In “Down Home Gospel,” Williams’ acoustic band performs a stirring set, ranging from freedom songs to his own Gospel hits, including “Cooling Water.” He also talks about his humble beginnings in Mississippi, his parents, three sisters, and seven brothers (one brother died a few months after birth, and his brother Frank, who founded the Mississippi Mass Choir, passed away in 1993). He also shares stories about the family’s musical legacy, from the Little Williams Brothers to the Sensational Williams Brothers to the Williams Brothers to Melvin’s solo career, and how his brothers Frank and Huey of the famed Jackson Southernaires influenced his career. The 60-minute documentary features music from Williams’ ninth solo album, “Melvin Williams: Down Home Gospel,” which will be released this fall.
The documentary also features Melvin’s version of the classic “Go Down Moses,” which was described as “a Santana-esque Spanish guitar and Mavis Staples performance all rolled into one” by Don Allan Mitchell, Chair of Language & Literature at Delta State University, at two recent GRAMMY Museum concerts in Los Angeles and Mississippi.
“Growing up, we lived in a four-bedroom house built from the ground up by my dad, Leon ‘Pop’ Williams—a carpenter and brick mason—on more than 100 acres of farmland,” says Williams, a seven-time Grammy Award nominee. “I still reside on ten acres of that land. My dad had a farm and a garden. We grew and ate all of our food from our farm including Irish potatoes, sweet potatoes, corn, string beans, okra, tomatoes, peanuts and more. We also raised cows, hogs, chickens, mules, and horses.
“The one thing I wasn’t too fond of as a young kid was picking cotton,” Melvin continues. “After we reached a certain age and size, my father expected us to pick one hundred pounds of cotton each day. Though it was not my favorite thing to do, it taught me discipline and how to make ends meet. It also taught me how to connect and get along with people.”
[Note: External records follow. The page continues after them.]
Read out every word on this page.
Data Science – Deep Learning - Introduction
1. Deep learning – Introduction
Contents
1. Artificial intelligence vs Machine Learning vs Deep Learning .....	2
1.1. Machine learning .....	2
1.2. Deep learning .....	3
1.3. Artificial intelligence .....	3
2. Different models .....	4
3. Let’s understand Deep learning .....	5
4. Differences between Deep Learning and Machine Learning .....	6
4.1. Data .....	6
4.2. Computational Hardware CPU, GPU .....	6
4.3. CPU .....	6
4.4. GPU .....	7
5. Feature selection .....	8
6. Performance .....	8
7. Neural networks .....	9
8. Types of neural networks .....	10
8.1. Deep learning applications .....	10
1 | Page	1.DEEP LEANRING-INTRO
“Down Home Gospel” is executive produced by Williams, Bridget Fleury, Ronnie Agnew and John Gibson; and produced by Fleury and Taiwo Gaynor. The Melvin Williams band is led by Music Director Stan Jones with a special performance by the Jubilee Performing Arts Chamber Choir, a multicultural youth choir of McComb, Mississippi, led by Music Directors Terrance Alexander and Elliott Johnson.
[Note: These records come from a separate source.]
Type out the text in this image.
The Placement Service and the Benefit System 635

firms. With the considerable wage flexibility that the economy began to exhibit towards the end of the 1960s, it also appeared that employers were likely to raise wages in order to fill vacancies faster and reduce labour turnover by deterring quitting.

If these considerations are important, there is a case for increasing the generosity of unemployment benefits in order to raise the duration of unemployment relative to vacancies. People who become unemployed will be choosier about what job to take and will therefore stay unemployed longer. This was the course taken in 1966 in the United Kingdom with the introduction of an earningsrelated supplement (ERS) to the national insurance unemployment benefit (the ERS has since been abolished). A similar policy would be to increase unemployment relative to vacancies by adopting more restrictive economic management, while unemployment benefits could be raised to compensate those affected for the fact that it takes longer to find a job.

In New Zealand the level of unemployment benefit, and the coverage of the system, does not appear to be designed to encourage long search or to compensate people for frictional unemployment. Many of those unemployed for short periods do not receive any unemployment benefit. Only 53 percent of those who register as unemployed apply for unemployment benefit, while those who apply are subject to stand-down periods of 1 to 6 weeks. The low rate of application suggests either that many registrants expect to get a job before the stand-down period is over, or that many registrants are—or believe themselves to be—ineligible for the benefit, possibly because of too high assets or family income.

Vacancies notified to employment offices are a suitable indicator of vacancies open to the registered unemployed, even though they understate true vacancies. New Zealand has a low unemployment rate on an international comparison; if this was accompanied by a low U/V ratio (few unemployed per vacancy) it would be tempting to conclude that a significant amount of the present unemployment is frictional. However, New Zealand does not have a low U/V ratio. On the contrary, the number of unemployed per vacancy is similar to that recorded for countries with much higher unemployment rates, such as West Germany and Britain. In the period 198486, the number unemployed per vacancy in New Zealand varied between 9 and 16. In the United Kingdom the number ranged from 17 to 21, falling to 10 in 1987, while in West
In 2015, Williams launched his two-hour nationally syndicated weekly radio show “Down Home Gospel,” which airs Sundays from 4 to 6 p.m. EST in more than 70 markets on the Rejoice Musical Soul Food Network.
Williams has shared the stage with gospel and soul greats Stevie Wonder, Al Green, Clarence Fountain and the Blind Boys of Alabama, Smokey Robinson, Aaron Neville, and Aretha Franklin, with whom he has made numerous special concert appearances, including performances at the White House for President Obama and former First Lady Michelle Obama.
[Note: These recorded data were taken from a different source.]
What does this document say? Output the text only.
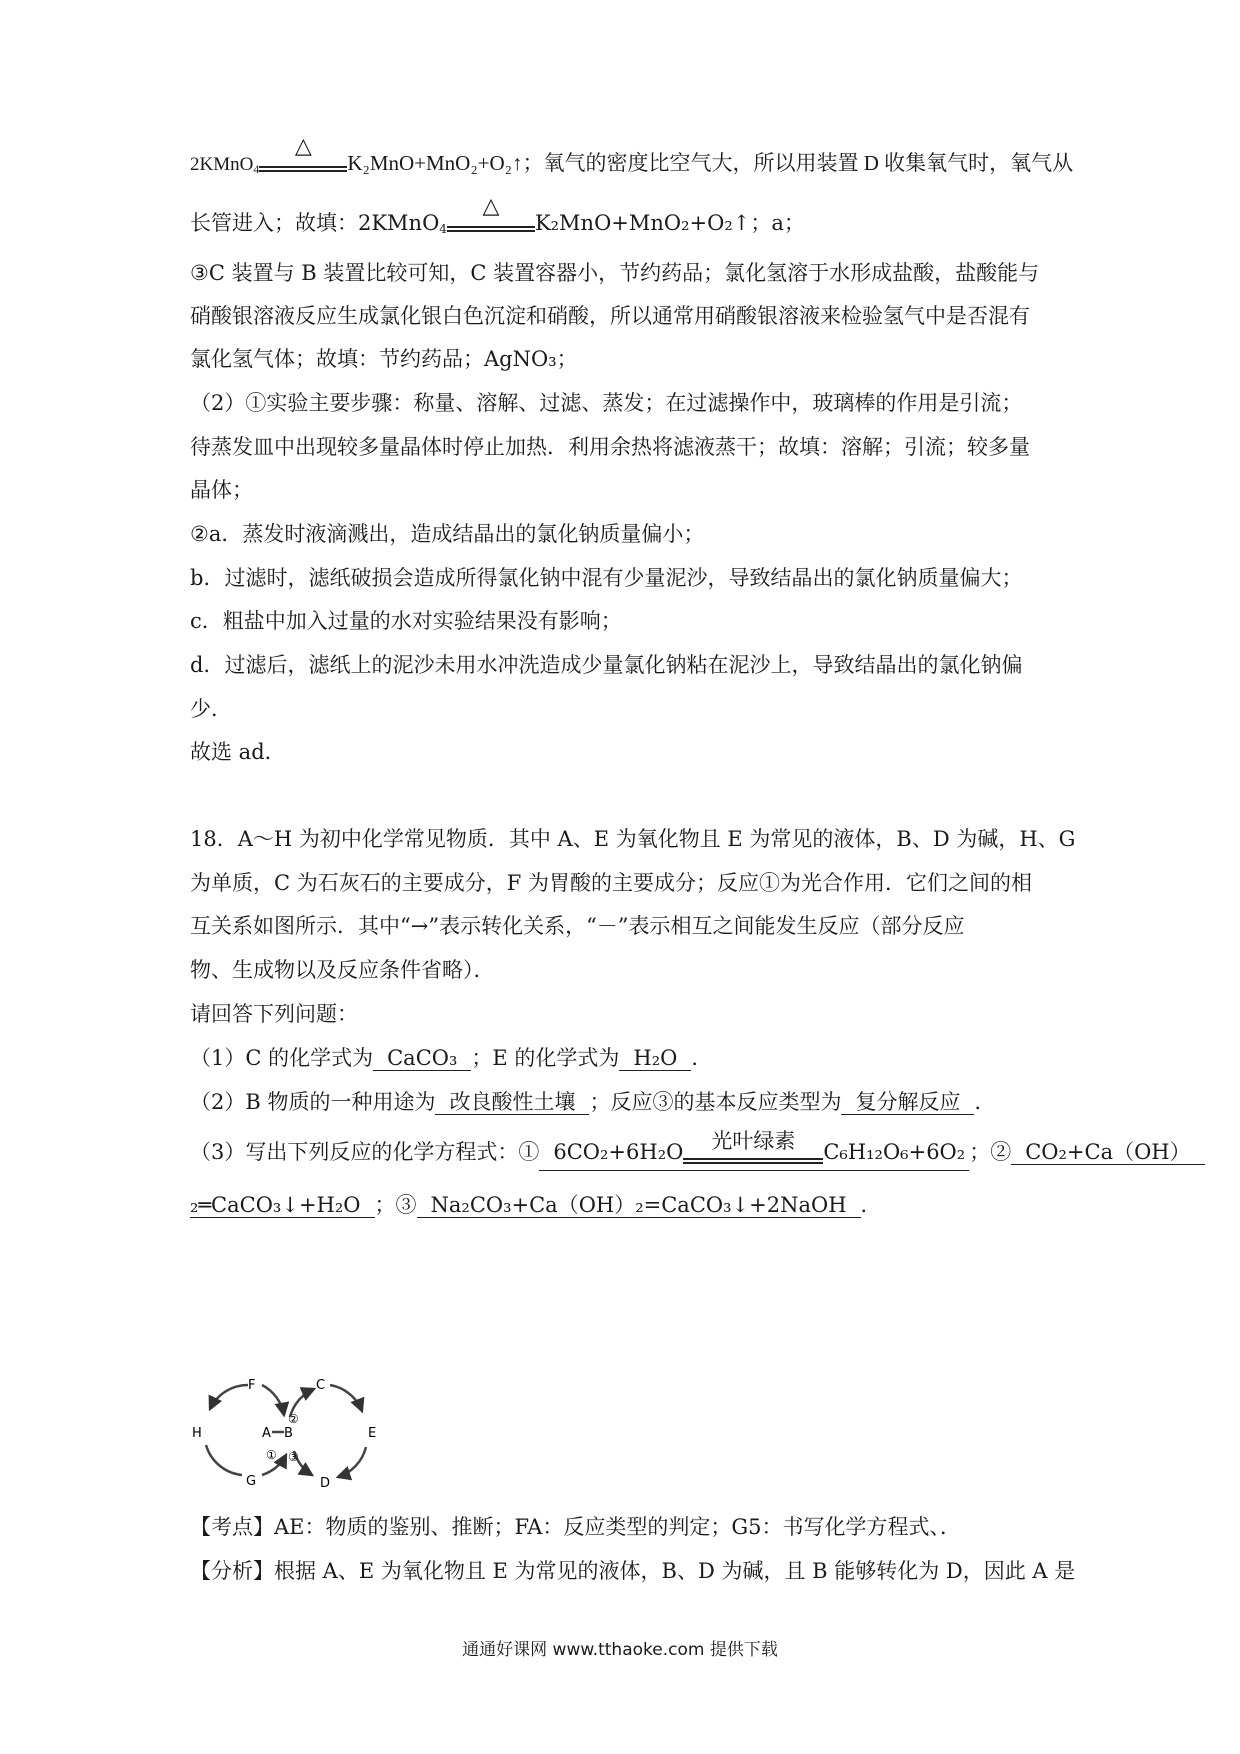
2KMnO$_4$
△
K₂MnO+MnO₂+O₂↑；氧气的密度比空气大，所以用装置 D 收集氧气时，氧气从
长管进入；故填：2KMnO$_4$
△
K₂MnO+MnO₂+O₂↑；a；
③C 装置与 B 装置比较可知，C 装置容器小，节约药品；氯化氢溶于水形成盐酸，盐酸能与
硝酸银溶液反应生成氯化银白色沉淀和硝酸，所以通常用硝酸银溶液来检验氢气中是否混有
氯化氢气体；故填：节约药品；AgNO₃；
（2）①实验主要步骤：称量、溶解、过滤、蒸发；在过滤操作中，玻璃棒的作用是引流；
待蒸发皿中出现较多量晶体时停止加热．利用余热将滤液蒸干；故填：溶解；引流；较多量
晶体；
②a．蒸发时液滴溅出，造成结晶出的氯化钠质量偏小；
b．过滤时，滤纸破损会造成所得氯化钠中混有少量泥沙，导致结晶出的氯化钠质量偏大；
c．粗盐中加入过量的水对实验结果没有影响；
d．过滤后，滤纸上的泥沙未用水冲洗造成少量氯化钠粘在泥沙上，导致结晶出的氯化钠偏
少．
故选 ad．
18．A～H 为初中化学常见物质．其中 A、E 为氧化物且 E 为常见的液体，B、D 为碱，H、G
为单质，C 为石灰石的主要成分，F 为胃酸的主要成分；反应①为光合作用．它们之间的相
互关系如图所示．其中“→”表示转化关系，“－”表示相互之间能发生反应（部分反应
物、生成物以及反应条件省略）．
请回答下列问题：
（1）C 的化学式为 CaCO₃ ；E 的化学式为 H₂O ．
（2）B 物质的一种用途为 改良酸性土壤 ；反应③的基本反应类型为 复分解反应 ．
（3）写出下列反应的化学方程式：① 6CO₂+6H₂O	光叶绿素	C₆H₁₂O₆+6O₂ ；② CO₂+Ca（OH）
₂═CaCO₃↓+H₂O ；③ Na₂CO₃+Ca（OH）₂=CaCO₃↓+2NaOH ．
F
H
G
A B
C
E
D
①
②
③
【考点】AE：物质的鉴别、推断；FA：反应类型的判定；G5：书写化学方程式、．
【分析】根据 A、E 为氧化物且 E 为常见的液体，B、D 为碱，且 B 能够转化为 D，因此 A 是
通通好课网 www.tthaoke.com 提供下载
Williams’ global multi-media platform also includes the initiative Preserve Traditional Gospel Music, which he co-founded with Bridget Fleury, his manager and business partner. “Documenting Gospel music history and having the artists share their own stories is imperative for future generations,” says Fleury. “I am grateful to be nominated for an EMMY Award as a producer on this project.”
In 2011, Williams was appointed as the United States Music Ambassador to the U.S. Department of State global initiative The Rhythm Road: American Music Abroad, in partnership with Jazz at Lincoln Center.